A diferencia de muchos empresarios, no buscaba el beneficio rápido, sino la continuidad de la Fiesta. Su hija, la periodista Patricia Villasante, contaba que “prefería ganar menos si con ello ayudaba a un amigo o daba oportunidad a alguien con talento”.

 

En su variada trayectoria también hubo espacio para la ganadería. Adquirió una punta de ganado a Matías Bernardos “El Raboso”, cuya finca estaba en Fuentelapeña (Zamora). Más tarde vendió la vacada, que actualmente sigue lidiándose bajo el nombre de “Santa María de los Caballeros”.

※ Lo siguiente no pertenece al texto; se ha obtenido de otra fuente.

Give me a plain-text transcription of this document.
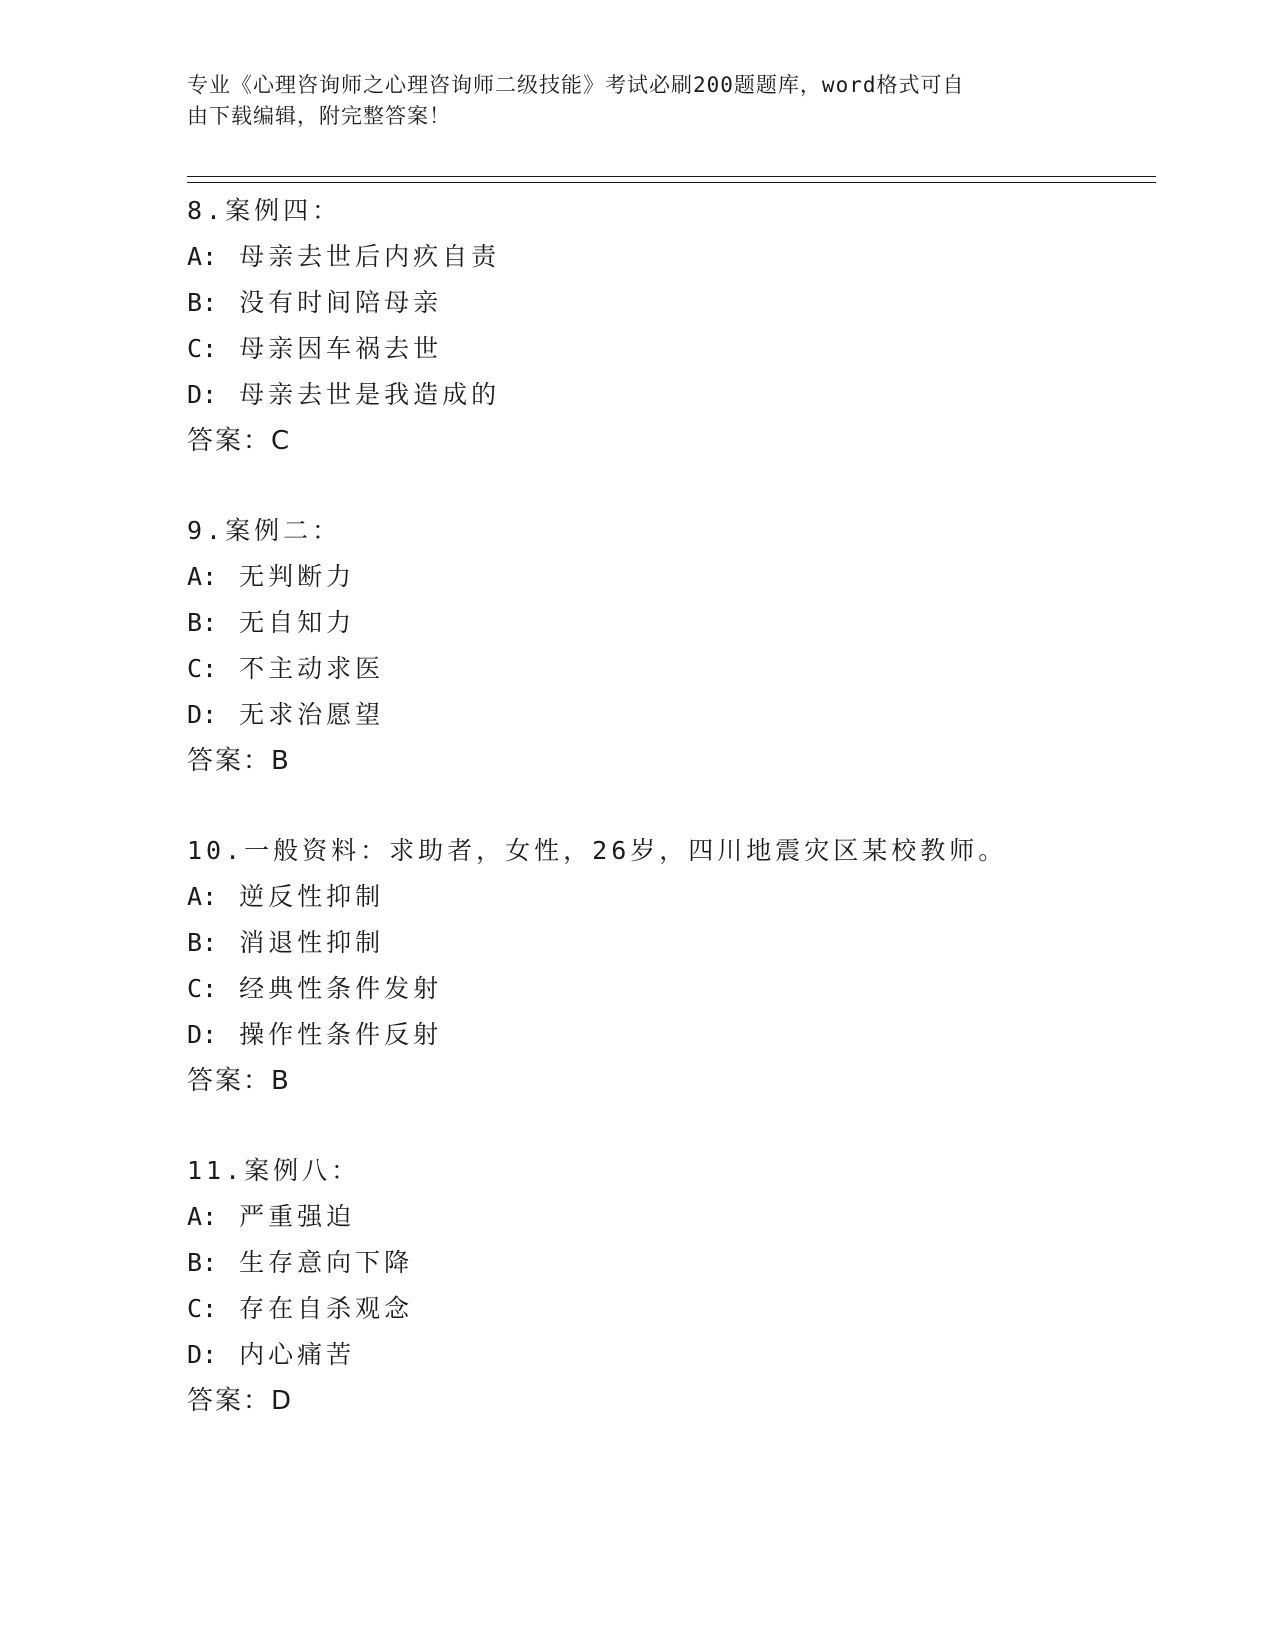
专业《心理咨询师之心理咨询师二级技能》考试必刷200题题库，word格式可自
由下载编辑，附完整答案！
8.案例四：
A: 母亲去世后内疚自责
B: 没有时间陪母亲
C: 母亲因车祸去世
D: 母亲去世是我造成的
答案：C
9.案例二：
A: 无判断力
B: 无自知力
C: 不主动求医
D: 无求治愿望
答案：B
10.一般资料：求助者，女性，26岁，四川地震灾区某校教师。
A: 逆反性抑制
B: 消退性抑制
C: 经典性条件发射
D: 操作性条件反射
答案：B
11.案例八：
A: 严重强迫
B: 生存意向下降
C: 存在自杀观念
D: 内心痛苦
答案：D
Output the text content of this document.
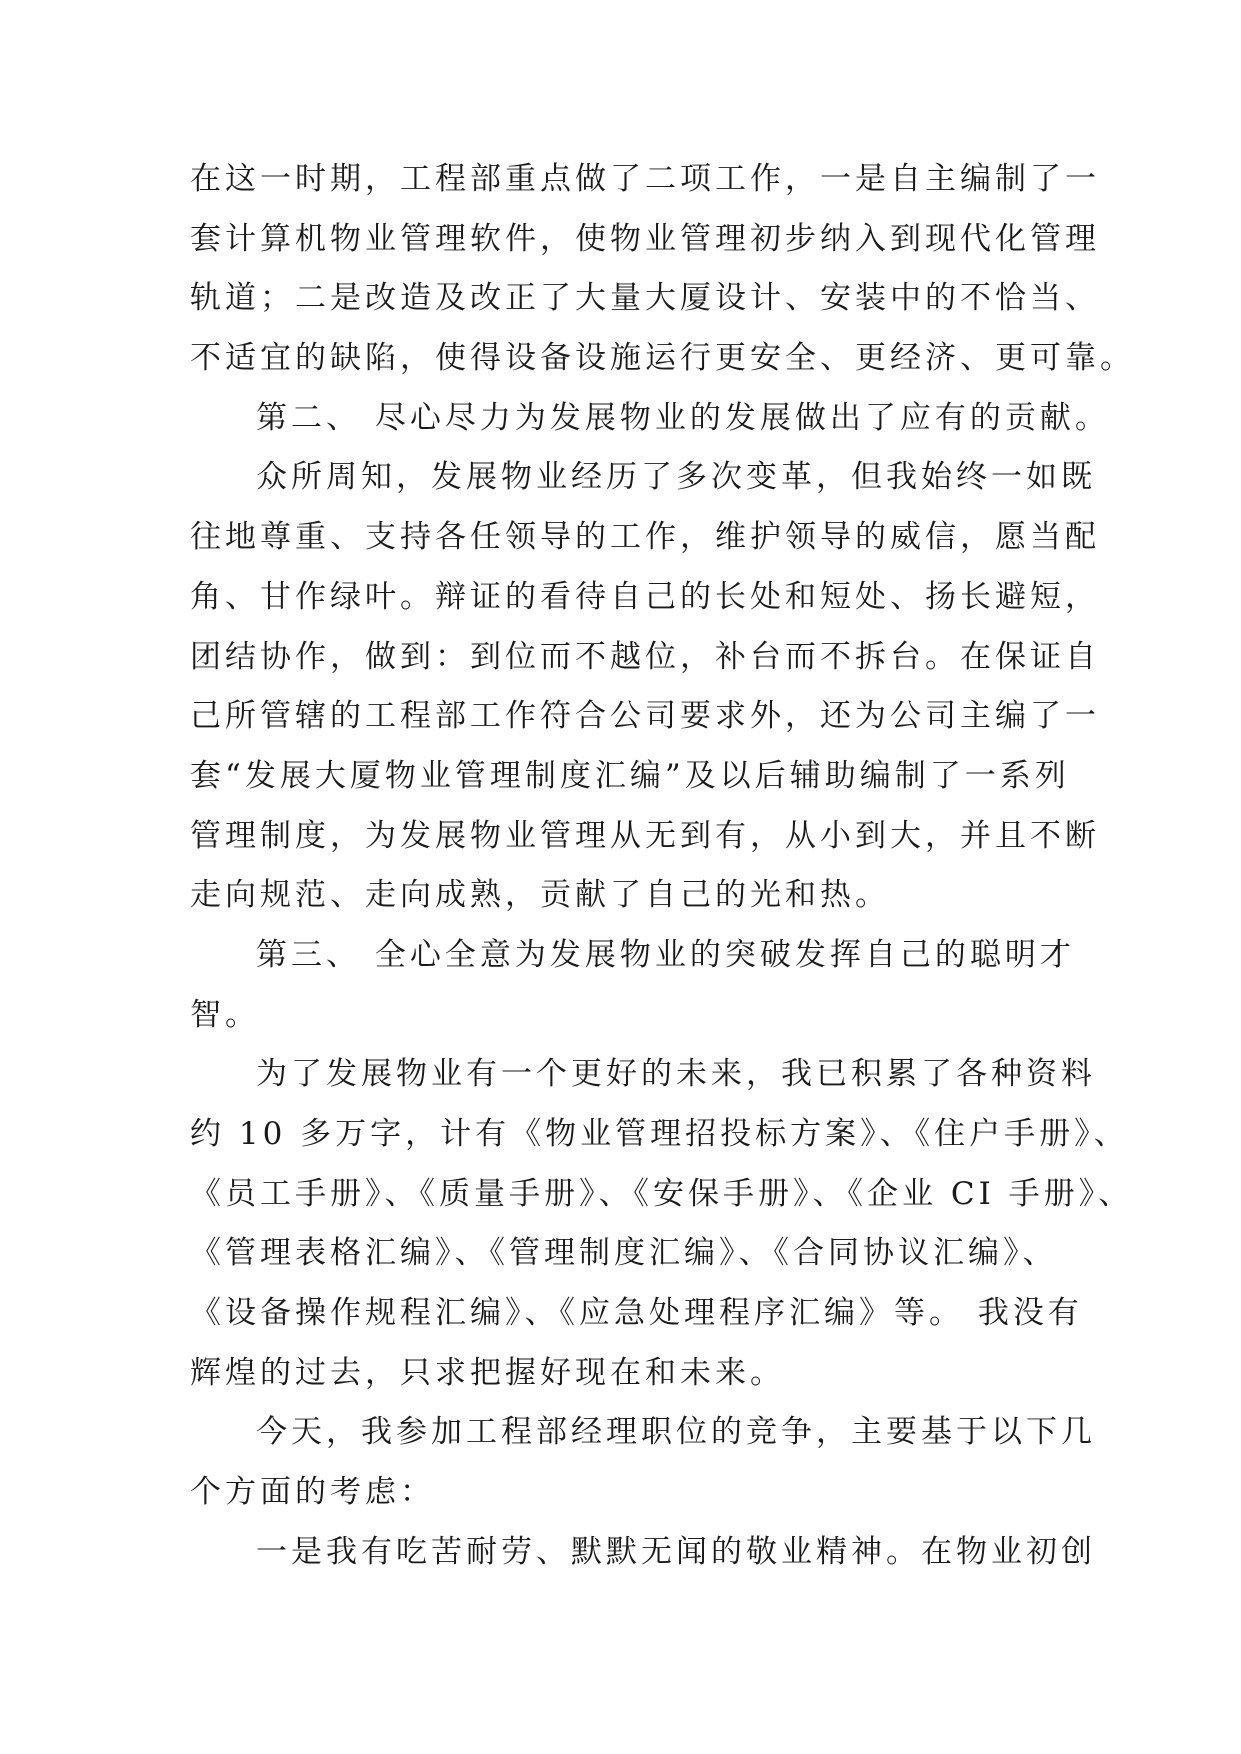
在这一时期，工程部重点做了二项工作，一是自主编制了一
套计算机物业管理软件，使物业管理初步纳入到现代化管理
轨道；二是改造及改正了大量大厦设计、安装中的不恰当、
不适宜的缺陷，使得设备设施运行更安全、更经济、更可靠。
第二、 尽心尽力为发展物业的发展做出了应有的贡献。
众所周知，发展物业经历了多次变革，但我始终一如既
往地尊重、支持各任领导的工作，维护领导的威信，愿当配
角、甘作绿叶。辩证的看待自己的长处和短处、扬长避短，
团结协作，做到：到位而不越位，补台而不拆台。在保证自
己所管辖的工程部工作符合公司要求外，还为公司主编了一
套“发展大厦物业管理制度汇编”及以后辅助编制了一系列
管理制度，为发展物业管理从无到有，从小到大，并且不断
走向规范、走向成熟，贡献了自己的光和热。
第三、 全心全意为发展物业的突破发挥自己的聪明才
智。
为了发展物业有一个更好的未来，我已积累了各种资料
约 10 多万字，计有《物业管理招投标方案》、《住户手册》、
《员工手册》、《质量手册》、《安保手册》、《企业 CI 手册》、
《管理表格汇编》、《管理制度汇编》、《合同协议汇编》、
《设备操作规程汇编》、《应急处理程序汇编》等。 我没有
辉煌的过去，只求把握好现在和未来。
今天，我参加工程部经理职位的竞争，主要基于以下几
个方面的考虑：
一是我有吃苦耐劳、默默无闻的敬业精神。在物业初创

Hombre atento, servicial, honesto y sencillo, fue conocido por su cercanía y su carácter afable. En sus últimos años, aunque retirado de la gestión directa, no se alejó nunca del mundo del toro. Seguía acudiendo a festejos, coloquios, tertulias y actos taurinos, acompañado siempre de su esposa Nati o su hija Patricia, con quien mantenía una relación especialmente entrañable. Su saludo habitual —“¿Cómo estás, jefe?”— se convirtió en seña de identidad entre los muchos amigos y aficionados que lo recordarán por siempre.

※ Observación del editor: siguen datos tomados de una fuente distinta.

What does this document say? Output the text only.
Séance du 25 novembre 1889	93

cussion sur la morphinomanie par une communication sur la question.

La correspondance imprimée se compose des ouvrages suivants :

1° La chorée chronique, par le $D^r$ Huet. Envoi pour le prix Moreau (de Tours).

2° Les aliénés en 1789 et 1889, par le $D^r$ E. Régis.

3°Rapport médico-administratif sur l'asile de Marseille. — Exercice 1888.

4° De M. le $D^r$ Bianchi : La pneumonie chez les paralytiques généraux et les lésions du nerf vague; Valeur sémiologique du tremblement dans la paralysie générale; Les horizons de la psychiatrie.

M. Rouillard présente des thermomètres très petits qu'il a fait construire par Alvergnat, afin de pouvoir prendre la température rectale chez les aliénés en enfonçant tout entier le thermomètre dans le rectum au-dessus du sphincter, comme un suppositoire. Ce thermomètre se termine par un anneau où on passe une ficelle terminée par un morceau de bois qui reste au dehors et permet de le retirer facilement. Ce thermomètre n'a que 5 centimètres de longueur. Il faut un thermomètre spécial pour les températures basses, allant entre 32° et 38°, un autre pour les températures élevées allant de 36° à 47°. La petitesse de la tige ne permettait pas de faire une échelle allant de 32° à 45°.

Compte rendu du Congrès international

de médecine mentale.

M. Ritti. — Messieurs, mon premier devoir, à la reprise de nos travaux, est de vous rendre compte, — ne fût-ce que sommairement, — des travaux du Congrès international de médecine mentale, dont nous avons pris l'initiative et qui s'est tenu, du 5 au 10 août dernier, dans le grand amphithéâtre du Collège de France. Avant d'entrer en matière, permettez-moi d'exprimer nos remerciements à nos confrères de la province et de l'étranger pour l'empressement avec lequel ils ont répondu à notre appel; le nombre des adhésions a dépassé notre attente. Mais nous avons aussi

Falleció el 7 de agosto de 2018 en Salamanca, a los 82 años. Su funeral se celebró en la Parroquia de María Mediadora y sus restos fueron trasladados a Villalpando, su querido pueblo natal, donde descansan bajo el cielo limpio y la tierra firme que lo vieron nacer y soñar.

 

Marcial Villasante representa la figura del romántico taurino, del luchador incansable que, lejos de los focos y sin grandes padrinazgos, sostuvo la Fiesta desde la base. Su vida fue un ejemplo de entrega, de amor por el toro y de compromiso con las raíces del toreo. Fue, como bien lo definió Paco Cañamero, “un personaje menudo e inquieto, de ojos vivarachos, que fue un luchador en todos los caminos del toro y deja el buen recuerdo de quien supo ganarse el respeto general”.

 

Y quizás por todo eso, el día de su muerte, como escribió Cañamero, “en el cielo abrieron de par en par la puerta grande y hasta San Pedro se despojó de su capotillo para arrojárselo a los pies de Marcial y darle la bienvenida más torera”.